Comeonin

Module to make authorization of users more straightforward.

Comeonin supports bcrypt and pbkdf2_sha512.

Use

Import, or alias, the algorithm you want to use — either Comeonin.Bcrypt or Comeonin.Pbkdf2.

To hash a password with the default options:

hash = hashpwsalt("difficult2guess")

See each module’s documentation for more information about all the available options.

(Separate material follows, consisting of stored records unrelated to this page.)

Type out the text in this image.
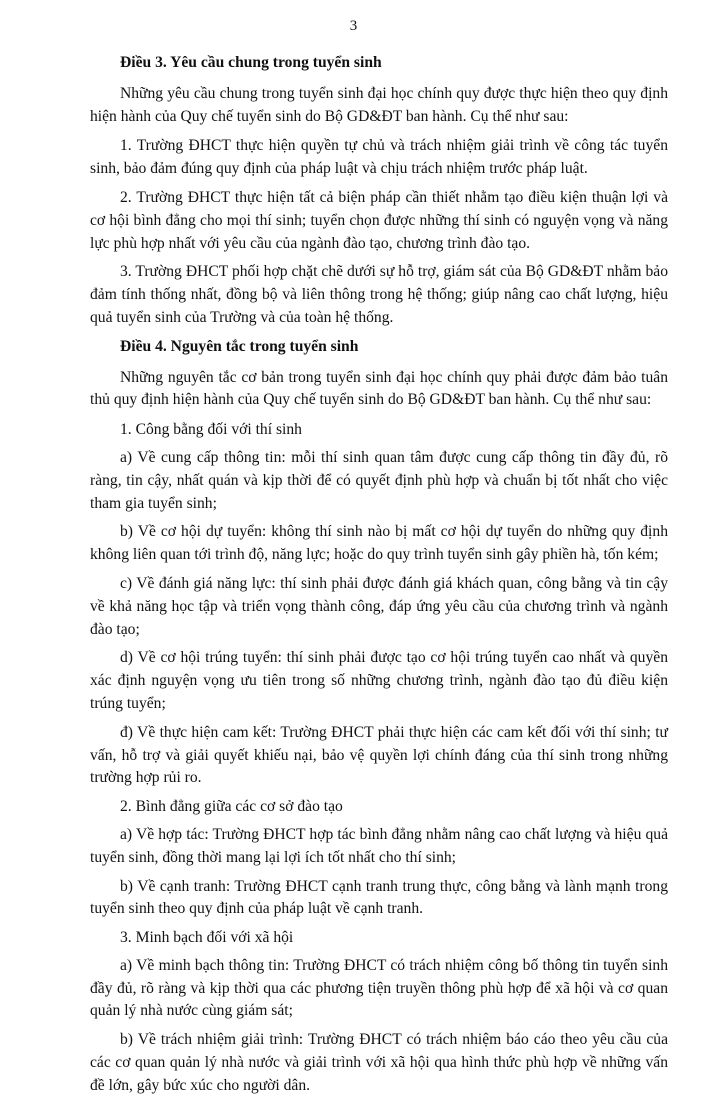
3

Điều 3. Yêu cầu chung trong tuyển sinh

Những yêu cầu chung trong tuyển sinh đại học chính quy được thực hiện theo quy định hiện hành của Quy chế tuyển sinh do Bộ GD&ĐT ban hành. Cụ thể như sau:

1. Trường ĐHCT thực hiện quyền tự chủ và trách nhiệm giải trình về công tác tuyển sinh, bảo đảm đúng quy định của pháp luật và chịu trách nhiệm trước pháp luật.

2. Trường ĐHCT thực hiện tất cả biện pháp cần thiết nhằm tạo điều kiện thuận lợi và cơ hội bình đẳng cho mọi thí sinh; tuyển chọn được những thí sinh có nguyện vọng và năng lực phù hợp nhất với yêu cầu của ngành đào tạo, chương trình đào tạo.

3. Trường ĐHCT phối hợp chặt chẽ dưới sự hỗ trợ, giám sát của Bộ GD&ĐT nhằm bảo đảm tính thống nhất, đồng bộ và liên thông trong hệ thống; giúp nâng cao chất lượng, hiệu quả tuyển sinh của Trường và của toàn hệ thống.

Điều 4. Nguyên tắc trong tuyển sinh

Những nguyên tắc cơ bản trong tuyển sinh đại học chính quy phải được đảm bảo tuân thủ quy định hiện hành của Quy chế tuyển sinh do Bộ GD&ĐT ban hành. Cụ thể như sau:

1. Công bằng đối với thí sinh

a) Về cung cấp thông tin: mỗi thí sinh quan tâm được cung cấp thông tin đầy đủ, rõ ràng, tin cậy, nhất quán và kịp thời để có quyết định phù hợp và chuẩn bị tốt nhất cho việc tham gia tuyển sinh;

b) Về cơ hội dự tuyển: không thí sinh nào bị mất cơ hội dự tuyển do những quy định không liên quan tới trình độ, năng lực; hoặc do quy trình tuyển sinh gây phiền hà, tốn kém;

c) Về đánh giá năng lực: thí sinh phải được đánh giá khách quan, công bằng và tin cậy về khả năng học tập và triển vọng thành công, đáp ứng yêu cầu của chương trình và ngành đào tạo;

d) Về cơ hội trúng tuyển: thí sinh phải được tạo cơ hội trúng tuyển cao nhất và quyền xác định nguyện vọng ưu tiên trong số những chương trình, ngành đào tạo đủ điều kiện trúng tuyển;

đ) Về thực hiện cam kết: Trường ĐHCT phải thực hiện các cam kết đối với thí sinh; tư vấn, hỗ trợ và giải quyết khiếu nại, bảo vệ quyền lợi chính đáng của thí sinh trong những trường hợp rủi ro.

2. Bình đẳng giữa các cơ sở đào tạo

a) Về hợp tác: Trường ĐHCT hợp tác bình đẳng nhằm nâng cao chất lượng và hiệu quả tuyển sinh, đồng thời mang lại lợi ích tốt nhất cho thí sinh;

b) Về cạnh tranh: Trường ĐHCT cạnh tranh trung thực, công bằng và lành mạnh trong tuyển sinh theo quy định của pháp luật về cạnh tranh.

3. Minh bạch đối với xã hội

a) Về minh bạch thông tin: Trường ĐHCT có trách nhiệm công bố thông tin tuyển sinh đầy đủ, rõ ràng và kịp thời qua các phương tiện truyền thông phù hợp để xã hội và cơ quan quản lý nhà nước cùng giám sát;

b) Về trách nhiệm giải trình: Trường ĐHCT có trách nhiệm báo cáo theo yêu cầu của các cơ quan quản lý nhà nước và giải trình với xã hội qua hình thức phù hợp về những vấn đề lớn, gây bức xúc cho người dân.
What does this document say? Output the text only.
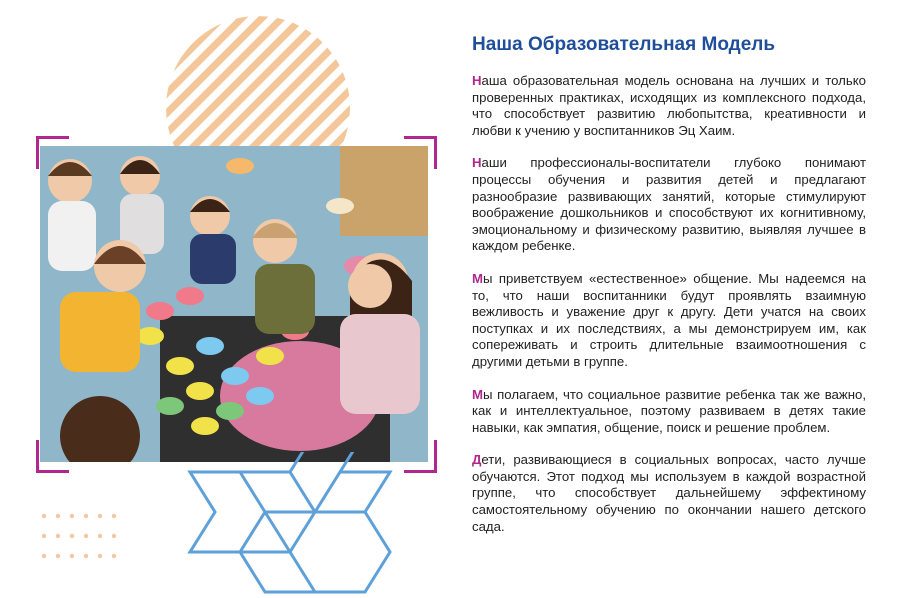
Наша Образовательная Модель

Наша образовательная модель основана на лучших и только проверенных практиках, исходящих из комплексного подхода, что способствует развитию любопытства, креативности и любви к учению у воспитанников Эц Хаим.

Наши профессионалы-воспитатели глубоко понимают процессы обучения и развития детей и предлагают разнообразие развивающих занятий, которые стимулируют воображение дошкольников и способствуют их когнитивному, эмоциональному и физическому развитию, выявляя лучшее в каждом ребенке.

Мы приветствуем «естественное» общение. Мы надеемся на то, что наши воспитанники будут проявлять взаимную вежливость и уважение друг к другу. Дети учатся на своих поступках и их последствиях, а мы демонстрируем им, как сопереживать и строить длительные взаимоотношения с другими детьми в группе.

Мы полагаем, что социальное развитие ребенка так же важно, как и интеллектуальное, поэтому развиваем в детях такие навыки, как эмпатия, общение, поиск и решение проблем.

Дети, развивающиеся в социальных вопросах, часто лучше обучаются. Этот подход мы используем в каждой возрастной группе, что способствует дальнейшему эффектиному самостоятельному обучению по окончании нашего детского сада.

To check a password against the stored hash, use the checkpw function. This takes two arguments: the plaintext password and the stored hash:

checkpw(password, stored_hash)

There is also a dummy_checkpw function, which takes no arguments and is to be used when the username cannot be found. It performs a hash, but then returns false. This can be used to make user enumeration more difficult.

Adjusting the speed / complexity of bcrypt and pbkdf2

Both bcrypt and pbkdf2 are designed to be computationally intensive and slow. This limits the number of attempts an attacker can make within a certain time frame. In addition, they can be configured to run slower, which can help offset some of the hardware improvements made over time.

It is recommended to make the key derivation function as slow as the user can tolerate. The actual recommended time for the function will vary depending on the nature of the application, but somewhere between 250 milliseconds and a second or more would probably be appropriate for most applications.

To help you decide how slow to make the function, this module provides convenience timing functions for bcrypt and pbkdf2.